Maseno face-lift primed to spur property growth
The upgrade of Maseno area to a town status is primed to catalyse property development in Kisumu county, which has continued to experience rapid real estate growth in the recent past.
The area, which started as a religious centre by the Anglican Church in 1903 is seeking to reclaim its lost glory after Kisumu County Government gazetted it as a town in March last year, and international financiers invested millions of shillings to transform the infrastructure.
Real estate sector players are hoping that elevation of the colonial centre into town status will be a major contributor in defining the property market locally.
Kisumu Lands, Housing, Physical Planning and Urban development executive, Dixon Obungu, says plans are underway to undertake the construction of a ring-road, bus park, ablution blocks, solid waste and sewer line connections in the area in the next few months.
The infrastructural development will also see installation of streetlights.
The county has set aside Sh40 million towards the earmarked projects in the current financial year.
“The work on our planning model for the town is underway and will be ready for rollout early next year.
The outcome will give a roadmap on how the town plan will look like,” Obungu told Boma, adding that the lined-up projects will be complete by the end the financial year.
He predicts a rise in property value in Maseno in future, as the provision of these infrastructure will attract developers to put up new projects in the new town and its peripheries.
“With an investment focused approach, we are likely to experience property boom here in the coming days,” he states.
For instance, the minister explains that demand for houses will be on a gradual increase as people secure jobs and business opportunities as result of the town upgrading.
Obungu says the county government is keen on entering into partnerships that seek to promote the town’s growth.
Kisumu County Governor Prof Anyang’ Nyong’o, regretted that the development of the town had stagnated over the years, turning part of it into a slum due to lack of proper planning.
“Maseno belongs to all of us.
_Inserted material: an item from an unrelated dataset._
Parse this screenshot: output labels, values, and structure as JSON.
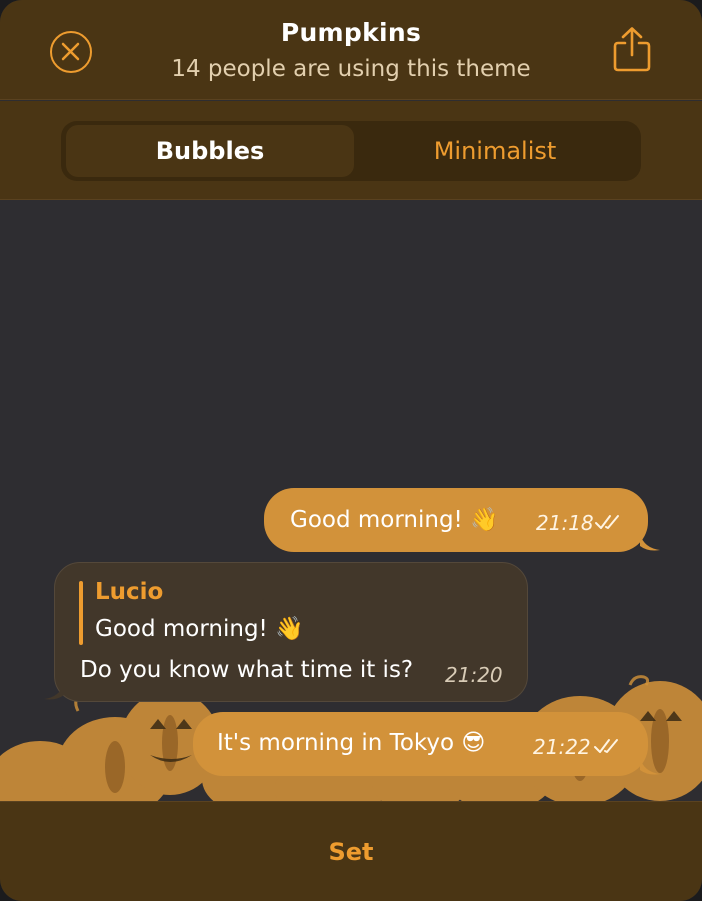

What we need is not dispute, but synergies that will build the town into a robust cosmopolitan centre that offers jobs and business opportunities, regardless of ethnicity,” he said during unveiling of the town last week.
Maseno town is largely known to be an educational centre after the missionaries settled in Maseno in the 1920s, paving way for its initial development.
The town located along Kisumu-Busia road, about 25 kilometres from Kisumu town, first became religious station before turning into an education hub.
It credits its growth to the existence of educational institutions such as Maseno University, Maseno High school and Maseno Primary School.
It also hosts religious institutions and some government offices.
Luke Madende, a land valuer and Roack Consult Limited co-director says the county government should think of providing incentives to attract fast investment in the area, cautioning that a quick take-off in growth will be pegged on how best planning is done at the initial stages.
He urges that good roads and communication network, sewerage and solid waste management strategy are established.
On the other hand, Madende stresses that certain negative dynamics, such as bars and lodges establishments should be controlled for the town to fulfil its purpose of being an educational hub.
The proprietor says the county government in the growth plan should instead encourage development of sports, learning and cultural facilities in the area so that it can end up being a conducive learning environment.
“I think the focus should be shifted on improving the learning environment to position Maseno as educational hub that will blend with the aspirations,” says Madende.
He says the place should be made attractive enough to hold people who are commuting to work in Kisumu town.
“The town planning must be able to come up with some housing scheme to attract and retain people to the area,” states the valuer.
He says pressure on land could increase gradually with the elevation of the area now classified under urban and cities.
“The new plan will render certain land usages less attractive. Therefore, land owners will be inspired and will begin to re-plan the way they want to use their land in future,” explains Madende.
Deputy Governor Matthews Owili urged residents to consider the value of the land when selling it.
“We need to work with residents so that they are not left out in the growth of the town,” he says.
He observes that the area suffers inadequate and quality hostels problem, a situation which presents a perfect opportunity for private developers to tap into.
“There is big room for private sector investors to come in and bridge the gap in the housing and hostel segments,” he says.
The slow growth of the area borders politics, insecurity and selfish interests of local leaders.
As a long-term strategy, he suggests that a longstanding inter-county border dispute between Kisumu and Vihiga on the hedge of Maseno area should be administratively solved to allow uninterrupted growth.
With the gazetting of Maseno as a town, Esianganyi Sub-Location within Kisumu West Sub-county will be a township sub-location.
Other urban centres gazetted as towns are Ahero, Muhoroni, Kombewa in Seme, and Katito in Nyakach.
According to the constitution, an area shall be eligible for the grant of the status of a town if it has a population of at least 10,000 residents and can demonstrate economic, functional and financial viability.
Maseno currently has a population of 60,000.